True in the general case, but translations might be special in that a relatively small group (contributors and reviewers) becomes even smaller (contributors and reviewers fluent in a specific language). Additionally, neither many contributors nor the majority of users will be able to even identify content problems, and if they're identified, getting them addressed other than just deletion is a new challenge. When KK merged anonymously contributed translations without review, there was some
embarrassing nonsense included in Jenkins for several years.
In general, we've not had great experiences in the past with bigger translation projects specifically.
https://plugins.jenkins.io/localization-zh-cn/ , for which there's an entire JEP, has had two contributions and no releases in the last two years.

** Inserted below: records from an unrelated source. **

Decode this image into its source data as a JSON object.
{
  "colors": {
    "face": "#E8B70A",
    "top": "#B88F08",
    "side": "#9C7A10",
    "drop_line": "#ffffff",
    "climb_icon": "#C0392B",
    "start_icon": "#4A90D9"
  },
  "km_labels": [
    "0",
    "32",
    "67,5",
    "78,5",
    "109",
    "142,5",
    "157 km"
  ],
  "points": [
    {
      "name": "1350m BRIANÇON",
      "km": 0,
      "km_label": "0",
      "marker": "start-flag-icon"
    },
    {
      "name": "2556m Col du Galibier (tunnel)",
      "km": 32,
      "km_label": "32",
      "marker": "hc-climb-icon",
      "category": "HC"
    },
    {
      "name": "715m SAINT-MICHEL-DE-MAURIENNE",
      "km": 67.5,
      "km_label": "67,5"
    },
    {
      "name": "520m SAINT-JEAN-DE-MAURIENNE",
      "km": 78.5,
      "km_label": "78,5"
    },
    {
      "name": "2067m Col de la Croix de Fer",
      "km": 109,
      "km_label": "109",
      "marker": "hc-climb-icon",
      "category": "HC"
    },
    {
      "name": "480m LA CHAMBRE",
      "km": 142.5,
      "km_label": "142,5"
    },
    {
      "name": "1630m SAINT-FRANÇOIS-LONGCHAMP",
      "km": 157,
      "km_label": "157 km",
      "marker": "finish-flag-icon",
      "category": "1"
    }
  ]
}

Two other contributors wanted to go this route in core PRs #4306 and #4775 (first step: delete all translations that already exist…), and there was very little followup when we suggested they start contributing regular translations first. The Chinese localized version of
jenkins.io is badly outdated:
https://www.jenkins.io/zh/changelog-stable/ is probably the most easily understandable example.
In the case of a localized tutorial, it is unclear what would need to be done when the source text is substantially updated. In core, we generally delete affected translations, resulting in a fallback to the updated English text for a few more strings on the UI, and IIRC there've been some interesting discrepancies when we didn't do that. Deleting an entire tutorial doesn't seem practical.
I absolutely do not want to discourage you from contributing translations! As a project we need to consider how this plays out long-term, including after you've moved on or lost interest. If you have suggestions how we would navigate that, it'd make your proposal much stronger.